Behaviour modification taking root in Hanover

Published: Tuesday | September 11, 2012 Comments 0
Gardner
Gardner

Barrington Flemming, Gleaner Writer

WESTERN BUREAU:

THE HANOVER Victim Support Unit is reporting at least one positive impact from the decline in lottery-scam activities in the parish.

The organisation is claiming that the glamour that used to attract students to scammers is steadily diminishing and is resulting in positive behaviour modification.

Gary Gardner, the coordinator of the Victim Support Unit in the parish, told The Gleaner that for the first six months of the year, the number of incidents of girls being lured away from school by young boys with flashy cars and cash is on the decline.

Gardner, nonetheless, said there is still some amount of concern where people are arrested and let out early, giving the impression that they are untouchables.

"We still have a number of reports of carnal abuse and rape, but we have had a decline in the number of reports we usually receive. Up to June this year, we had 16 rape cases and eight cases of carnal abuse," said Gardner.

"We are still tallying our statistics for some other issues of concern, but indications are pointing to a decline."

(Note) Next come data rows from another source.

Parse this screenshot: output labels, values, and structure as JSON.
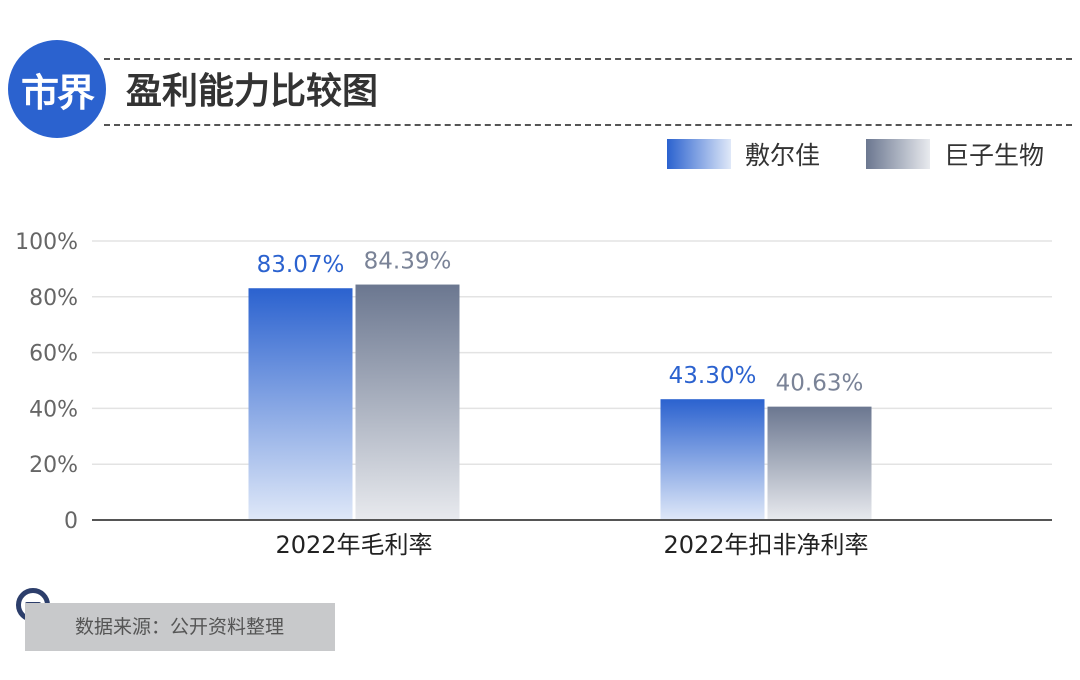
{
  "header": {
    "logo_text": "市界",
    "title": "盈利能力比较图"
  },
  "legend": [
    {
      "name": "敷尔佳",
      "color": "#2b62cf",
      "gradient_end": "#dfe8f8"
    },
    {
      "name": "巨子生物",
      "color": "#6b7790",
      "gradient_end": "#e8eaee"
    }
  ],
  "chart_data": {
    "type": "bar",
    "title": "盈利能力比较图",
    "categories": [
      "2022年毛利率",
      "2022年扣非净利率"
    ],
    "series": [
      {
        "name": "敷尔佳",
        "values": [
          83.07,
          43.3
        ],
        "labels": [
          "83.07%",
          "43.30%"
        ]
      },
      {
        "name": "巨子生物",
        "values": [
          84.39,
          40.63
        ],
        "labels": [
          "84.39%",
          "40.63%"
        ]
      }
    ],
    "ylim": [
      0,
      100
    ],
    "yticks": [
      0,
      20,
      40,
      60,
      80,
      100
    ],
    "ytick_labels": [
      "0",
      "20%",
      "40%",
      "60%",
      "80%",
      "100%"
    ],
    "grid": true,
    "legend_position": "top-right"
  },
  "footer": {
    "source": "数据来源：公开资料整理"
  }
}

According to Gardner, during the period under review, his office received 71 reports of behaviour issues involving school-age children. He said the behaviour is generally triggered by a situation where children try to take advantage of lack of strict supervision.

ISSUES ADDRESSED

The report took into account factors such as anger problems, conflicts leading to fights, underlying family issues (recognised after assess-ment), absentee parents and children living in environments they are uncomfortable with.

"In rural areas, parents establish informal boundaries, which are not agreed on by the child or children … . Another problem we encounter is that the line of communication is oftentimes blighted by other concerns including making ends meet, frustration, so what should be normal now becomes a luxury," said Gardner.

He also indicated that there was a parental deficit, which gives rise to behaviour challenge in the children, noting that isolation of parents is almost a retrograde step.